BlackBerrys were buzzing inside Progress Energy in Raleigh, N.C.: in a blink, the 102-year-old utility had been virtually wiped out on Wall Street.
In the anxious hours that followed, the answers began to come clear: the harrowing plunge in the early afternoon of Sept. 27 had been a mini flash crash — a small-time version of the stock market’s wild day last spring.
Oh no! It’s Algos Gone Wild again! Get Waddell and Reed on the phone!
A wayward keystroke by a trader somewhere had unleashed a powerful computer algorithm that had devoured Progress Energy’s stock in moments.

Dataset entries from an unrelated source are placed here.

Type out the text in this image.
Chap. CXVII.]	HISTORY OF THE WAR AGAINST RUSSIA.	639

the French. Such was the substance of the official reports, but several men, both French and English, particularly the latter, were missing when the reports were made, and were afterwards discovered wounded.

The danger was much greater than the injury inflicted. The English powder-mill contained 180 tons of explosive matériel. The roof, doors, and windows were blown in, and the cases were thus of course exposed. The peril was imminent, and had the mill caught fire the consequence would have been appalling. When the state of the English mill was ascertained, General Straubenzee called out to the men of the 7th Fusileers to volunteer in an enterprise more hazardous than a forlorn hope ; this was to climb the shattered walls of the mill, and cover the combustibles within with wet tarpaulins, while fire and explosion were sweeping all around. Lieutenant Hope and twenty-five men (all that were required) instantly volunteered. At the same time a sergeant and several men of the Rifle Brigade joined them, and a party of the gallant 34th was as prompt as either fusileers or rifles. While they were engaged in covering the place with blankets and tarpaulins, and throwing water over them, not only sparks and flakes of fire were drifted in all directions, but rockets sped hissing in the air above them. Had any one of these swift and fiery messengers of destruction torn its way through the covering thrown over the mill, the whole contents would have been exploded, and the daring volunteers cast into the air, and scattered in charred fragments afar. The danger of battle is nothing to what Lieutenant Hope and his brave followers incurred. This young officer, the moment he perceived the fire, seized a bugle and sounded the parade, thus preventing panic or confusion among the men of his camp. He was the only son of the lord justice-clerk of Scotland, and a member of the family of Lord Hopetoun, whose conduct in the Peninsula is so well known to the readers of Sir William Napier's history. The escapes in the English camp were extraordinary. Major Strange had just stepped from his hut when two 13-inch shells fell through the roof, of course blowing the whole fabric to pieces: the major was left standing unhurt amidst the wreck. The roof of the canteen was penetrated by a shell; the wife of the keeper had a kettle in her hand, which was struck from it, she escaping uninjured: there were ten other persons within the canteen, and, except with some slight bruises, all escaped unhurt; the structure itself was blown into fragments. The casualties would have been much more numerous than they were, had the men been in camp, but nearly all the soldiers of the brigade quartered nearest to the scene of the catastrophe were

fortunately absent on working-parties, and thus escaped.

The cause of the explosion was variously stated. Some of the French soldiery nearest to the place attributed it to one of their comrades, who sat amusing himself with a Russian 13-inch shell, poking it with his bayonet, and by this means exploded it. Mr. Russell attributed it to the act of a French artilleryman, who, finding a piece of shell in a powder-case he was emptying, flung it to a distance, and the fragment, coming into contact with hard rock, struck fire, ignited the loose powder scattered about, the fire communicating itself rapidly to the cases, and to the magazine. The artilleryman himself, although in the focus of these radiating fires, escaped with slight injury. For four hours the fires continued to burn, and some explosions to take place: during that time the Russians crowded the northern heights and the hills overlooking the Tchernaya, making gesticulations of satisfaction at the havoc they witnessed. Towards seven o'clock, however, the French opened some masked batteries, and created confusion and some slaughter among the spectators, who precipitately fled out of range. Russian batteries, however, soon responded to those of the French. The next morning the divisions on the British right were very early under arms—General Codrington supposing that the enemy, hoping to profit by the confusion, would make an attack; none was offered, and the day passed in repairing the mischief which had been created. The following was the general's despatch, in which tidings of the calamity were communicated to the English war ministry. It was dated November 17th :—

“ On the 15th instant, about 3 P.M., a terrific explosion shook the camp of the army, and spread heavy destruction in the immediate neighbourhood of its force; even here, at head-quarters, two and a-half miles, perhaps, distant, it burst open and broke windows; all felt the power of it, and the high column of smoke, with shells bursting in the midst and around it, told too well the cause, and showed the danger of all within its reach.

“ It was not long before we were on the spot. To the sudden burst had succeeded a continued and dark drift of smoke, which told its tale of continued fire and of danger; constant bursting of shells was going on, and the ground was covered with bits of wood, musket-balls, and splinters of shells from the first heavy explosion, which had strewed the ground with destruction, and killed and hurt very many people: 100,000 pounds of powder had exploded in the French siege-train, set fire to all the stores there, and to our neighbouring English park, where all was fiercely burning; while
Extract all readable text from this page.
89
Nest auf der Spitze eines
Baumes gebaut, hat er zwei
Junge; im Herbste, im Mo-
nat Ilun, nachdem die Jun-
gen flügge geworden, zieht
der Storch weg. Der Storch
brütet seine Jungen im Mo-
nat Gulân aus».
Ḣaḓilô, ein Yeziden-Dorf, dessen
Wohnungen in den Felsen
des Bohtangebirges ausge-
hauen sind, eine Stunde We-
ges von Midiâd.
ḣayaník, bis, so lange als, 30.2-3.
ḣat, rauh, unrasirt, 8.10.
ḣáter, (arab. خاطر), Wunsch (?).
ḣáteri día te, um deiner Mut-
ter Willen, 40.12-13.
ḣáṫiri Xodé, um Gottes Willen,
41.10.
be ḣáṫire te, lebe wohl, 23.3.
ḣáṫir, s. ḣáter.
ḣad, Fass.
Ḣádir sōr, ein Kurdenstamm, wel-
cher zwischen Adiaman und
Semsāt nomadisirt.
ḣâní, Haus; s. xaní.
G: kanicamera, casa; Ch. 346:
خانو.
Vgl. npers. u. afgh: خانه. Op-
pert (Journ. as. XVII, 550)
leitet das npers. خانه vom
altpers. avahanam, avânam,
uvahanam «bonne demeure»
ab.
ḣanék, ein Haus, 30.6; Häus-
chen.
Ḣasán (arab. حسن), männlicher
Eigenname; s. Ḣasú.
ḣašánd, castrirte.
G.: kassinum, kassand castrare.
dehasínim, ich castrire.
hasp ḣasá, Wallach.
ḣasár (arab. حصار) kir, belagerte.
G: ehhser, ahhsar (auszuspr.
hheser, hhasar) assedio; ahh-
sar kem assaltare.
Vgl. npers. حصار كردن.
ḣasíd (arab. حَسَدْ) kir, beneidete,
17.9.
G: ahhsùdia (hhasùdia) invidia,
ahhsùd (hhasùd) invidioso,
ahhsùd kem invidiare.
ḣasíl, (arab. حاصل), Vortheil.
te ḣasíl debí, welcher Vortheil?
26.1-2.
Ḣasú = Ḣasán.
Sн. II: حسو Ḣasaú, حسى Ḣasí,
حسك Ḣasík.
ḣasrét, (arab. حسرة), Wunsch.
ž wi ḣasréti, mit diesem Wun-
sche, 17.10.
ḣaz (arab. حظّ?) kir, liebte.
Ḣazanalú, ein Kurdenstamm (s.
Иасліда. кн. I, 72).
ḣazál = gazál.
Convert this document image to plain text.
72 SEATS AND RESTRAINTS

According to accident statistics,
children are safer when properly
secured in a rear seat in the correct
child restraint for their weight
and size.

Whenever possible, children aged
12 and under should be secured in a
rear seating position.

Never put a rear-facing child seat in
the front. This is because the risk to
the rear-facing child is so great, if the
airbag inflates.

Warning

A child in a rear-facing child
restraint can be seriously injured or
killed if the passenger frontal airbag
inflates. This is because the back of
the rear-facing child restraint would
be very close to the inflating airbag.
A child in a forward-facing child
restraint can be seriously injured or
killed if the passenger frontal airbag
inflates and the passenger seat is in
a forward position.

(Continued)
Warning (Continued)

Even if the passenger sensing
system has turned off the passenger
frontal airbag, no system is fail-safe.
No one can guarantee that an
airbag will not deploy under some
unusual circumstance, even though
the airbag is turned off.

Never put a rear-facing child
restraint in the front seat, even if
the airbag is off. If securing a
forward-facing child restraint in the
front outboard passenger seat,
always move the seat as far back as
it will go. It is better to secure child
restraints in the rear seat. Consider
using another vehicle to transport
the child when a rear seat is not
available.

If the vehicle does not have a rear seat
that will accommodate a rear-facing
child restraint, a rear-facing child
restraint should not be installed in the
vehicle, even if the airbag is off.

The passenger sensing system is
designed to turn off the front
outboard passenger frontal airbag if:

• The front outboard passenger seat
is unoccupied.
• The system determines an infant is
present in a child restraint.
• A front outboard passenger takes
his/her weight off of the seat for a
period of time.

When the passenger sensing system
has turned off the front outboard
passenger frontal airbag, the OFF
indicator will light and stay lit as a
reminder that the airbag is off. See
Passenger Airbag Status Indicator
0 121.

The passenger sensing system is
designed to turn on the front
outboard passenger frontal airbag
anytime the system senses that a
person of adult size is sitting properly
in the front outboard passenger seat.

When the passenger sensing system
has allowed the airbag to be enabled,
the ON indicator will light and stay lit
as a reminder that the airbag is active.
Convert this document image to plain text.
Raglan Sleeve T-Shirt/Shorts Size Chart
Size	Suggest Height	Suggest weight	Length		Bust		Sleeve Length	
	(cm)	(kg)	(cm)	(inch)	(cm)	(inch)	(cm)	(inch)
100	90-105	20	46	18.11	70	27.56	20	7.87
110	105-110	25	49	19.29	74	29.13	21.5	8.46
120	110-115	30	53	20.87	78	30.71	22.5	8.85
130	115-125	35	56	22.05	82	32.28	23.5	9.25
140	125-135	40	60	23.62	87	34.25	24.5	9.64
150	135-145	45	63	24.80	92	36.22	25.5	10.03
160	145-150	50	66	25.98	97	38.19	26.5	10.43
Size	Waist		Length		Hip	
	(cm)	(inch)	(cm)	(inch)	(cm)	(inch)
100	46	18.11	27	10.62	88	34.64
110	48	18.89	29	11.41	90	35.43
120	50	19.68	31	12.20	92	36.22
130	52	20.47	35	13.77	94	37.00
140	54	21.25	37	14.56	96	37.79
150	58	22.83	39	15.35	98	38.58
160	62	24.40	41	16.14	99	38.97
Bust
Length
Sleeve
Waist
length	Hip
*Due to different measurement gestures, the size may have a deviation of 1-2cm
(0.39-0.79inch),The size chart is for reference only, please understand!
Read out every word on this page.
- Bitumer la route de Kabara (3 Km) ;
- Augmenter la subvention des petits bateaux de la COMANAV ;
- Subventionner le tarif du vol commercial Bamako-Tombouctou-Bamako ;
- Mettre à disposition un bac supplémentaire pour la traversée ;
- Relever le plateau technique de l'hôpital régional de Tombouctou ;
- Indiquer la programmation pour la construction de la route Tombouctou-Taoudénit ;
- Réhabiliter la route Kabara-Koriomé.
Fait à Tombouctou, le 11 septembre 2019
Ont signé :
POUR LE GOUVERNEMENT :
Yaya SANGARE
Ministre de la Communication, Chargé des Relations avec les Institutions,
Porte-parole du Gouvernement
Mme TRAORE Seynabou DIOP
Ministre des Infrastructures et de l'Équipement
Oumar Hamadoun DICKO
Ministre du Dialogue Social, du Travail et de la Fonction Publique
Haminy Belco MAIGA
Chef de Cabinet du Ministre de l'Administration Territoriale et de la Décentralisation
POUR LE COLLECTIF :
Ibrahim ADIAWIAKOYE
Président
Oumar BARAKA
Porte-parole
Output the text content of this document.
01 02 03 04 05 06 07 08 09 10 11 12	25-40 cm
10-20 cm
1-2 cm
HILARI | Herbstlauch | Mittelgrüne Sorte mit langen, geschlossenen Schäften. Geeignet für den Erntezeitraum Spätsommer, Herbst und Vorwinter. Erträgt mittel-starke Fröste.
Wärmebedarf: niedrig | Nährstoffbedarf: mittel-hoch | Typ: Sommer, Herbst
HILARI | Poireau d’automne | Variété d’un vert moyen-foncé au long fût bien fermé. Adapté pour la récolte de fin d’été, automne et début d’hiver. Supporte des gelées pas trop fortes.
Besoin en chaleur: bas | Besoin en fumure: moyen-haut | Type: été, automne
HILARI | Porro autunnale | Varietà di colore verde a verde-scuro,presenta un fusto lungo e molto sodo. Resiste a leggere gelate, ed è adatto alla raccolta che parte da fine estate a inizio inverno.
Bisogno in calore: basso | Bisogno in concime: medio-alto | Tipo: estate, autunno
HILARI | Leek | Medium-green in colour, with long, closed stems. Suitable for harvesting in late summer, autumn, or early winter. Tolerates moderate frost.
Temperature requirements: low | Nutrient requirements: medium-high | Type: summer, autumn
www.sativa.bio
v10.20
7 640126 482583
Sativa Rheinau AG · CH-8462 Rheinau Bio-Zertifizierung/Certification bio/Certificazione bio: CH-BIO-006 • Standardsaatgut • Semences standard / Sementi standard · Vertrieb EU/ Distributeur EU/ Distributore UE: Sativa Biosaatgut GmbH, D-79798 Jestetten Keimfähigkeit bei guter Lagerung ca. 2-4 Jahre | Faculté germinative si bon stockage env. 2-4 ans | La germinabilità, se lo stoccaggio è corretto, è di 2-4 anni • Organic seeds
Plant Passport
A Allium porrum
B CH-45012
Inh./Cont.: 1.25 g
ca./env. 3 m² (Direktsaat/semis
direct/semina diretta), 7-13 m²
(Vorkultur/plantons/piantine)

THE MACHINES HAVE RUN WILD! ALGOS MUST BE STOPPED! GET ZERO EDITING ON THE CASE!
Progress Energy stock was trading at about $44.57 a share, and a dealer at an unidentified brokerage firm had entered a mistaken sell order into a computer that instantly drove the price to $4.57. Dozens of trades were declared void, and after a five-minute halt, normal trading resumed.
Look, for crying out loud. That’s not a “flash crash”. That’s not algos gone wild – “sell a squillion shares at $4.57 or better” in a 44.57 bid market doesn’t even need any sort of algorithm.
This is just a trader fat-fingering his quote.
It might sound all ooh-scary-the-algos-will-eat-your-brain, but that’s not what it is; the NYT’s doing nobody any favours by overhyping it like this.